Peach ice cream is a treat that I always look forward to in the summer. Once we get our peaches from the peach truck, I start making ice cream (and tea, and freezing peaches, canning peaches, etc). It's a very simple process, and the reward is huge. I use a little less cream than a normal base, so it comes out somewhere between a creamy ice cream and sorbet. I hope you enjoy!
Peach Ice Cream
- 5 peaches
- 1 ½ Cups Milk
- 1 Cup Heavy cream
- 3/4 Cup Sugar
- 2 egg yolks
- ½ T Vanilla
- To peel the peaches, you can either cut away the skin of the peach, or do a boil method (similar to how you would peel a tomato.) I cut away the skin because I like making a simple syrup from the the skins (for Peach Tea or Peach Bellini.)
- To boil: bring a large pot of water to a boil. Cut an “X” on the bottom of each peach. It doesn’t have to be deep, just enough to get through the skin. Then place the peaches in the water for 2 minutes. Remove with a slotted spoon or wire basket, and immediately place in a bowl filled with ice water. Wait for a minute and then fish them out and peel away the skin.
- Add milk, sugar and cream to a pot, and bring to a slow boil. You want to see small bubbles along the sides of the pot.
- Mix egg yolk in a small bowl. Slowly add 1 cup of the hot milk to the egg mixture. Mix well. Then add the egg mixture back into the pot with the milk. This process is called tempering.

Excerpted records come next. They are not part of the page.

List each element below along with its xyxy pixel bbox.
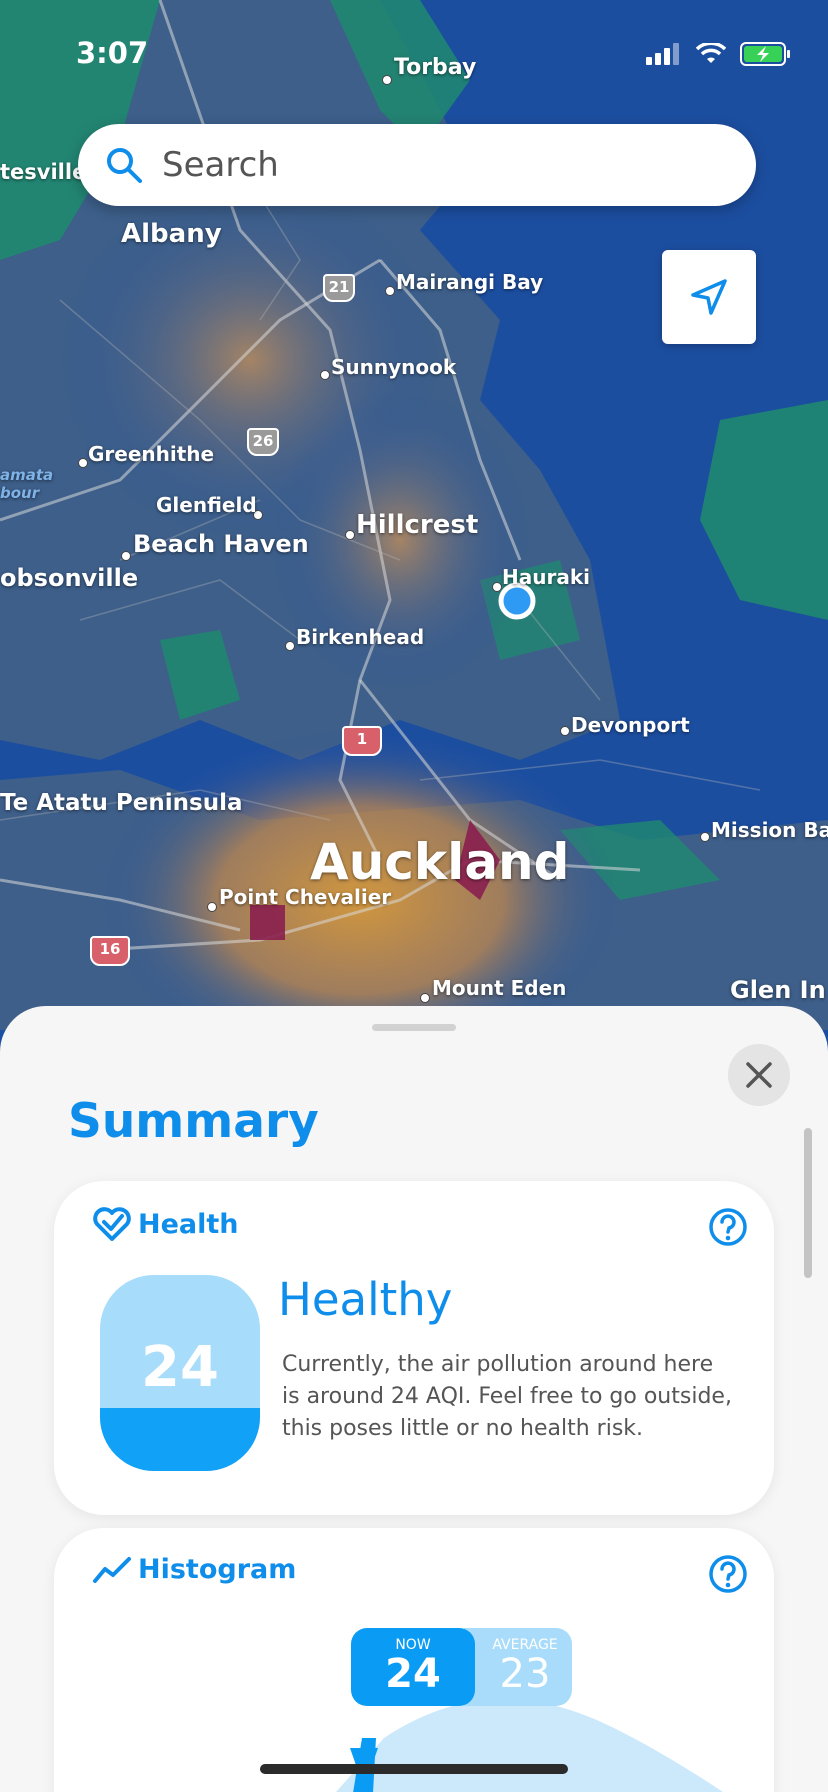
place-dot (207, 902, 217, 912)
histogram-label: Histogram (138, 1554, 297, 1585)
place-dot (382, 75, 392, 85)
aqi-tile: 24 (100, 1275, 260, 1471)
navigation-arrow-icon (691, 279, 727, 315)
place-albany: Albany (121, 219, 222, 249)
status-icons (646, 42, 792, 66)
histogram-card-header: Histogram (92, 1554, 296, 1585)
place-sunnynook: Sunnynook (331, 355, 457, 379)
now-value: 24 (385, 1651, 441, 1697)
health-card: Health 24 Healthy Currently, the air pol… (54, 1181, 774, 1515)
place-dot (320, 370, 330, 380)
wifi-icon (696, 43, 726, 63)
place-greenhithe: Greenhithe (88, 442, 215, 466)
place-dot (285, 641, 295, 651)
place-devonport: Devonport (571, 713, 690, 737)
place-glen-innes: Glen In (730, 976, 826, 1004)
histogram-card: Histogram AVERAGE 23 NOW 24 (54, 1528, 774, 1792)
battery-charging-icon (740, 42, 790, 66)
health-card-header: Health (92, 1207, 239, 1241)
aqi-level-fill (100, 1408, 260, 1471)
route-21-shield: 21 (323, 274, 355, 302)
place-te-atatu-peninsula: Te Atatu Peninsula (0, 790, 243, 816)
health-status: Healthy (278, 1273, 453, 1326)
place-dot (121, 551, 131, 561)
place-mount-eden: Mount Eden (432, 976, 567, 1000)
locate-me-button[interactable] (662, 250, 756, 344)
scrollbar[interactable] (804, 1128, 812, 1278)
average-value: 23 (499, 1651, 551, 1697)
cellular-signal-icon (646, 43, 679, 65)
heart-check-icon (93, 1207, 131, 1241)
place-amata: amata (0, 466, 54, 484)
search-icon (107, 148, 142, 183)
now-badge: NOW 24 (351, 1628, 475, 1706)
home-indicator[interactable] (260, 1764, 568, 1774)
place-point-chevalier: Point Chevalier (219, 885, 392, 909)
status-time: 3:07 (76, 36, 149, 70)
place-dot (560, 726, 570, 736)
place-beach-haven: Beach Haven (133, 530, 309, 558)
place-auckland: Auckland (310, 833, 570, 891)
health-description: Currently, the air pollution around here… (282, 1352, 732, 1441)
trend-line-icon (93, 1556, 131, 1583)
place-dot (385, 286, 395, 296)
place-birkenhead: Birkenhead (296, 625, 425, 649)
close-icon (746, 1062, 772, 1088)
place-bour: bour (0, 484, 40, 502)
place-hauraki: Hauraki (502, 565, 590, 589)
help-icon[interactable] (708, 1207, 748, 1247)
place-hillcrest: Hillcrest (356, 510, 479, 540)
help-icon[interactable] (708, 1554, 748, 1594)
summary-title: Summary (68, 1094, 319, 1149)
health-label: Health (138, 1208, 239, 1240)
close-button[interactable] (728, 1044, 790, 1106)
place-dot (700, 832, 710, 842)
route-1-shield: 1 (342, 726, 382, 756)
place-glenfield: Glenfield (156, 493, 257, 517)
place-dot (420, 993, 430, 1003)
route-16-shield: 16 (90, 936, 130, 966)
average-badge: AVERAGE 23 (464, 1628, 572, 1706)
current-location-marker (498, 582, 536, 620)
place-tesville: tesville (0, 160, 87, 184)
place-torbay: Torbay (394, 55, 477, 80)
place-dot (78, 458, 88, 468)
summary-sheet[interactable]: Summary Health 24 Healthy Currently, the… (0, 1006, 828, 1792)
place-dot (345, 530, 355, 540)
aqi-value: 24 (141, 1335, 219, 1400)
place-dot (492, 582, 502, 592)
place-hobsonville: obsonville (0, 564, 139, 592)
place-mairangi-bay: Mairangi Bay (396, 270, 544, 294)
sheet-grabber-handle[interactable] (372, 1024, 456, 1031)
search-input[interactable] (160, 144, 724, 186)
place-mission-bay: Mission Bay (711, 818, 828, 842)
route-26-shield: 26 (247, 428, 279, 456)
search-bar[interactable] (78, 124, 756, 206)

- Heat the mixture over medium low until it thickens. About 10 minutes.
- Strain mixture into a blender with the peaches. Allow to sit for 5 minutes for the liquid to somewhat cook the peaches, the blend until smooth.
- Empty into a large container and place in the fridge overnight.
- The next day, prepare you ice cream churning tool. Add you ice cream base and churn until the base for 8-10 minutes. Once it hardens into ice cream, put into the freezer for a couple hours to really set.
- That's it! Scoop out some ice cream and enjoy!